Wednesday, 25 November 2020
I was just replenishing the leaflet holder at Filnore Woods when I felt something spiky behind my ear. I scooped it out on to the pile of leaflets and saw this green creature lying on its back.
It used its back legs to paddle its way across the paper but when I flipped it over it stayed still for me.
With the help of my Field Studies Council Aidgap 'Guide to Shieldbugs' I identified it as a Hawthorn Shieldbug (Acanthasoma haemorrhoidale). It has fairly sharp 'shoulders' and a green and brown back with a green triangle in the middle. It's a bit darker at this late season just before hibernating. There are little black puncture marks all over its back.
In the spring HSBs mate and lay eggs. The babies are called nymphs and moult up to five times, changing their appearance each time. They mature in August and tuck in to their favourite food which is hawthorn berries. They also like other berries like rowan, whitebeam and cotoneaster.
Like all true bugs they don't have jaws to chew; they have a long, sharp 'rostrum' which is like a syringe. They inject the berry with saliva to soften it up and then suck in the resulting juice. If you look at the top photo you can see where the rostrum lies against buggy's tummy while not in use.
Sunday, 22 November 2020
You may have seen this broken limb on the black poplar just over the stream crossing near the entrance. It has snapped and the top is resting on the ground but it is still attached to the main trunk - just about.

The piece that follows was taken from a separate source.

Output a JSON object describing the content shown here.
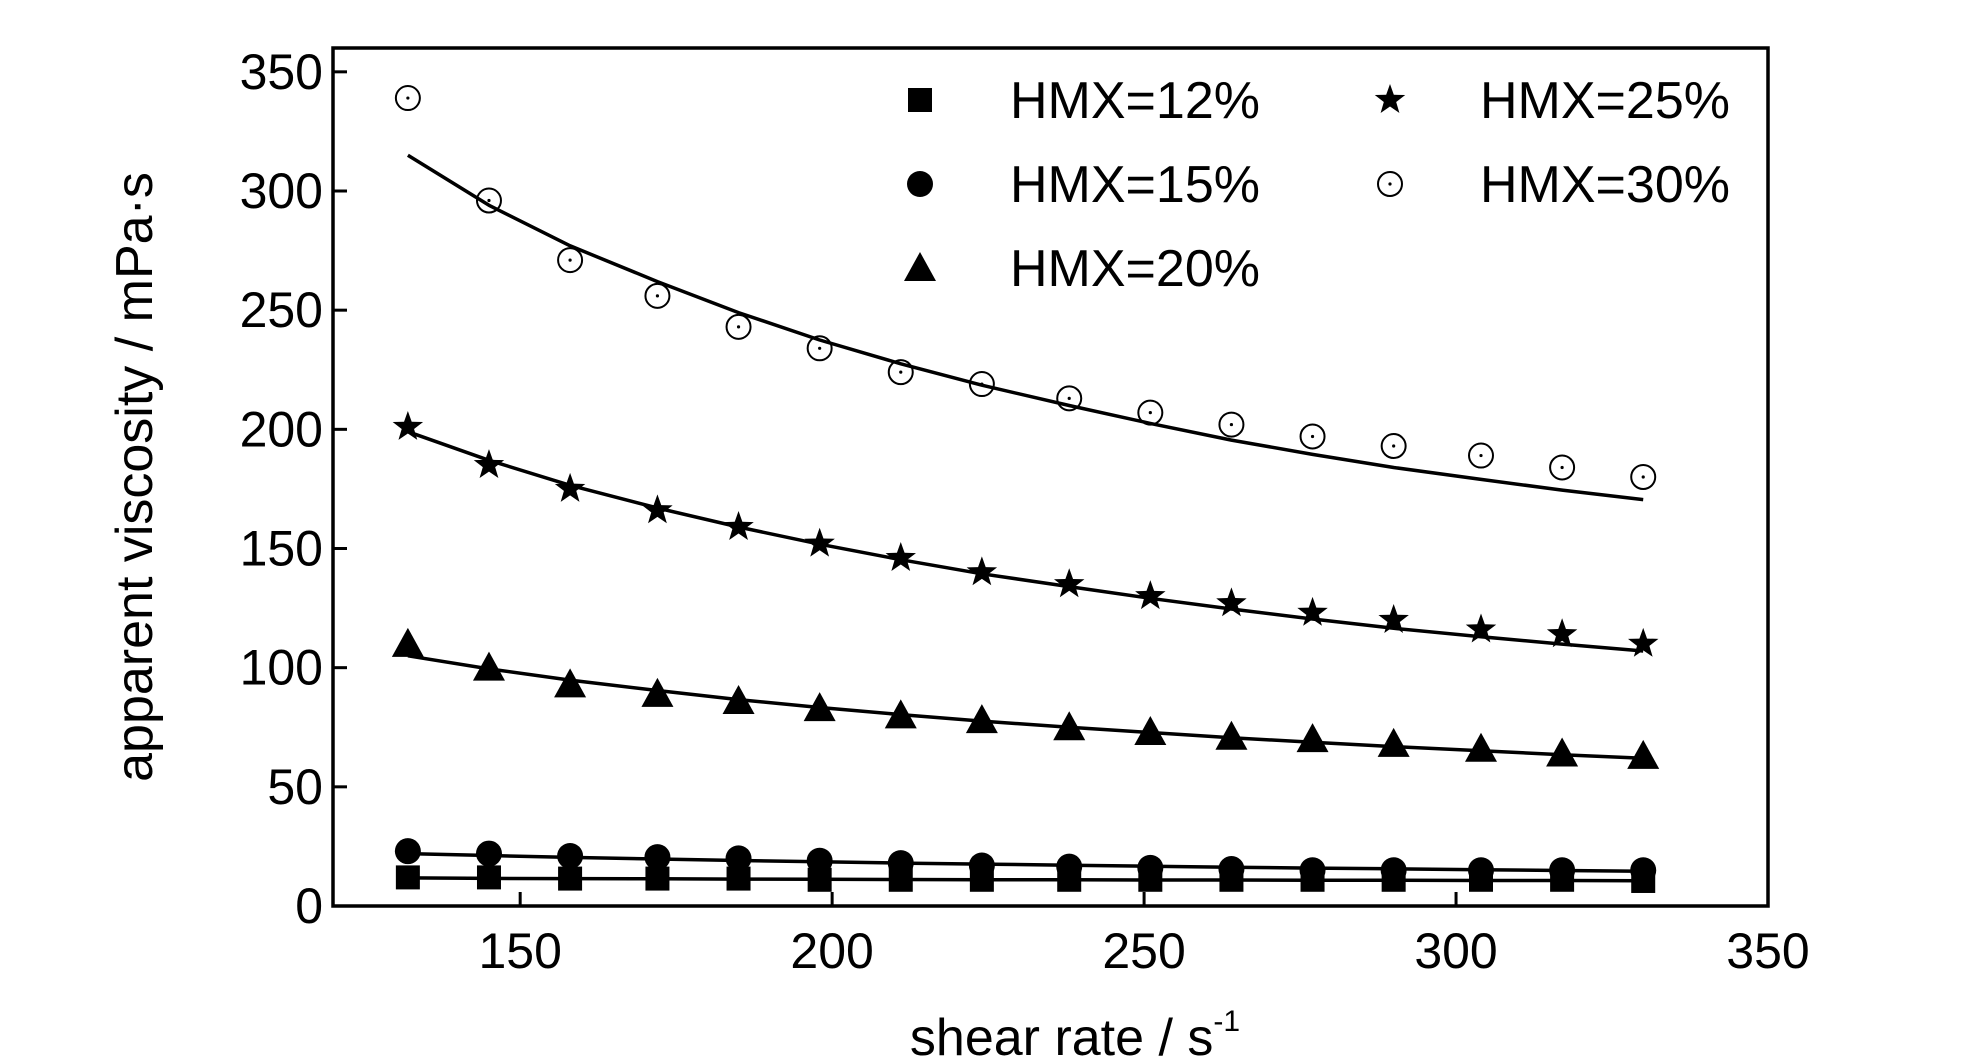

This was reported to South Glos Council in August, September, twice in October and again now in November. You can see that the remaining stem is supported by a rather thin bit of wood at the top of the remaining trunk, in this photo taken in October.
That branch has now also snapped and is resting on other trees towards the path. Photo below was taken in November.
Please exercise care. A number of other trees have shed branches over the last couple of months. Best not to walk through woods or under big trees in very windy weather.
Friday, 20 November 2020
On today's walk we got caught in the rain and wind but just managed to keep our umbrellas from turning inside out. It was quite exciting really. Another one who enjoys a bit of stormy weather is the Mistle Thrush.
Photo: Dave T on the bird forum
It is also known as the Storm Cock because even in windy weather it will sing from the top of a tall tree as if it is really enjoying a blow. The song is like a blackbird's but slower and shorter and without the squeaky bit at the end. A blackbird who has forgotten the words.
Photo of mistletoe berries: discover wildlife
At this time of year mistle thrushes like mistletoe and holly berries best and will defend a bush against all other birds, with a football rattle alarm call. But they are quite shy of humans. You may hear the rattling cry but only as the bird flies off from the berry bush it was plundering.
The song thrush has a quite different voice, repeating each phrase two, three or four times. Listen to the differing songs of Mistle Thrush and Song Thrush on Maurice Baker's helpful youtube video
Wednesday, 18 November 2020
One of our important jobs is keeping the paths comfortable for visitors to Filnore Woods.
Here are some of our volunteers - Peter, Jim and Will - having cleared and tidied the path near post 5, leading down to the footbridge.
When vegetation grows in from the sides, the path gets narrower and more worn. A wide path tolerates footfall better and doesn't get muddy so quickly.
Monday, 16 November 2020
Saturday, 14 November 2020
Just discovered fascinating website Know Your Place which includes maps dating back to tithe maps of 1841.
Looking at Thornbury on the 1844 OS map, it shows the site of today's Vilner Lane Wood to be part of Thornbury Farm.
On the map below you can see the former railway station, Rosemount House, the bathing place, which is now The Bathings retirement flats, and Vilner Lane. I have marked in green the site of Vilner Lane Wood, sister to Filnore Woods.
We shall have to change the name we gave to Vilnore Lane Wood because it is so similar to Filnore Woods and people find it confusing.